The board carries aggregates only — per-tier pass-rates, the close-the-loop figures, usage, and a run block. No prompt text, intent, or judge verdict ever reaches it, so a held-out gold cannot leak through the published JSON. gmat-copilot leaderboard verify asserts this on any board, and the held-out bundles are fetched into a gitignored cache that is never committed.

Schema

leaderboard.json is a header plus a ranked entries array. Each entry:

{
  "rank": 1,
  "provider": "github",
  "model": "openai/gpt-4.1-mini",
  "kind": "seed",
  "public":   {"pass_rate": 0.804, "by_tier": {"easy": 0.85, "hard": 0.846, "medium": 0.722}, "n_prompts": 51},
  "held_out": {"pass_rate": null, "status": "pending: scored in gated CI ..."},
  "overfit_gap": null,
  "close_the_loop": {"repair_lift": 0.5, "base_runnable": 0.25, "repaired_runnable": 0.75, "dry_run_agreement": {"easy": 1.0, "hard": 0.0, "medium": 0.0}},
  "usage": {"generation_calls": 51, "judge_calls": 153, "total_tokens": 142775},
  "run": {"tool_version": "...", "judge_model": "openai/gpt-4.1-mini", "n_votes": 3, "recorded_bundle_sha16": "a0cab7b3f7de44b4", "verified": true, "submitted_by": "seed"}
}

The public and held_out cells are the per-difficulty-tier aggregates; held_out is pending until it has been scored in gated CI. overfit_gap is null until both exist. The run block pins the result — recorded_bundle_sha16 is the content hash that reproduces the public number offline. The header stamps an eval_protocol_version; rows compare only within a version.

Build it

The board is assembled from a seed config (leaderboard/seeds.json) that names each explicit provider:model and its recorded bundle. There is no default model — a seed is a model the maintainer chose to run.

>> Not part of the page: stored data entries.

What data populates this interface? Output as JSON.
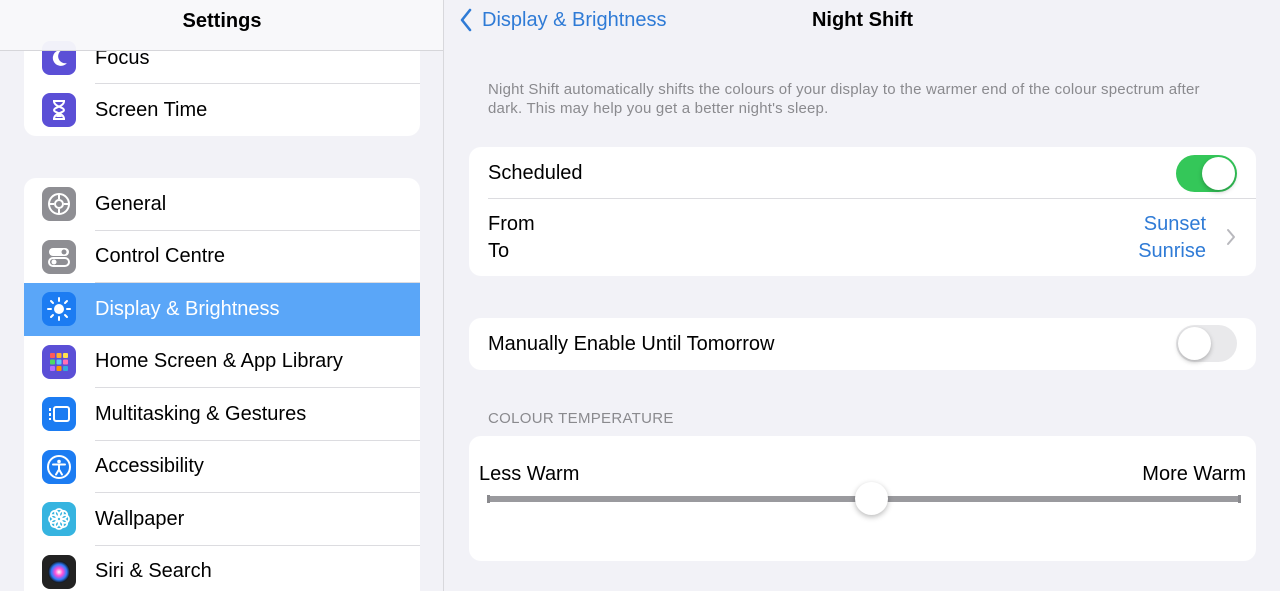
{
  "sidebar": {
    "title": "Settings",
    "group1": [
      {
        "label": "Focus",
        "icon": "moon-icon",
        "color": "#5b4fd6"
      },
      {
        "label": "Screen Time",
        "icon": "hourglass-icon",
        "color": "#5b4fd6"
      }
    ],
    "group2": [
      {
        "label": "General",
        "icon": "gear-icon",
        "color": "#8e8e93"
      },
      {
        "label": "Control Centre",
        "icon": "toggles-icon",
        "color": "#8e8e93"
      },
      {
        "label": "Display & Brightness",
        "icon": "sun-icon",
        "color": "#1c7cf2",
        "selected": true
      },
      {
        "label": "Home Screen & App Library",
        "icon": "app-grid-icon",
        "color": "#5b4fd6"
      },
      {
        "label": "Multitasking & Gestures",
        "icon": "multitasking-icon",
        "color": "#1c7cf2"
      },
      {
        "label": "Accessibility",
        "icon": "accessibility-icon",
        "color": "#1c7cf2"
      },
      {
        "label": "Wallpaper",
        "icon": "flower-icon",
        "color": "#36b4e0"
      },
      {
        "label": "Siri & Search",
        "icon": "siri-icon",
        "color": "#222222"
      }
    ]
  },
  "nav": {
    "back_label": "Display & Brightness",
    "title": "Night Shift"
  },
  "description": "Night Shift automatically shifts the colours of your display to the warmer end of the colour spectrum after dark. This may help you get a better night's sleep.",
  "scheduled": {
    "label": "Scheduled",
    "on": true
  },
  "schedule": {
    "from_label": "From",
    "to_label": "To",
    "from_value": "Sunset",
    "to_value": "Sunrise"
  },
  "manual": {
    "label": "Manually Enable Until Tomorrow",
    "on": false
  },
  "temperature": {
    "header": "COLOUR TEMPERATURE",
    "min_label": "Less Warm",
    "max_label": "More Warm",
    "value": 0.51
  },
  "colors": {
    "accent": "#2f7bd6",
    "selected_row": "#5aa6f8",
    "toggle_on": "#34c759"
  }
}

$ gmat-copilot leaderboard build
wrote 1 row(s) to leaderboard/leaderboard.json

build scores each seed through the recorded path, ranks on the held-out headline, and writes the board. A seed with no recorded public bundle available is skipped with a note. Pass --held-out <dir> to score against held-out bundles fetched from the private store; without it, every held-out cell stays pending.

Reproduce a public score

Anyone can re-derive the public numbers offline — the audit the board promises:

$ gmat-copilot leaderboard verify
verified: 1 public row(s) reproduce; board is aggregate-only

verify replays each seeded row's recorded bundle, checks the public pass-rate and bundle hash match the published row, and asserts the board carries no held-out gold. The held-out cells are not re-derived — they reproduce only in gated CI against the private store, which is the firewall.

Submit an entry

The path is the same for an independent entry as for a seed:

  1. Run gmat-copilot eval --live on the committed public set with your provider:model, freeze a recorded bundle, and open a PR adding it. CI replays the bundle deterministically for a public score anyone can re-verify offline.
  2. The maintainer scores your provider:model against the private held-out in gated CI — the golds fetched from the private store, never committed — and publishes the row.

A submission carries only a provider:model selector and a recorded bundle; it never carries anything that can request a held-out gold.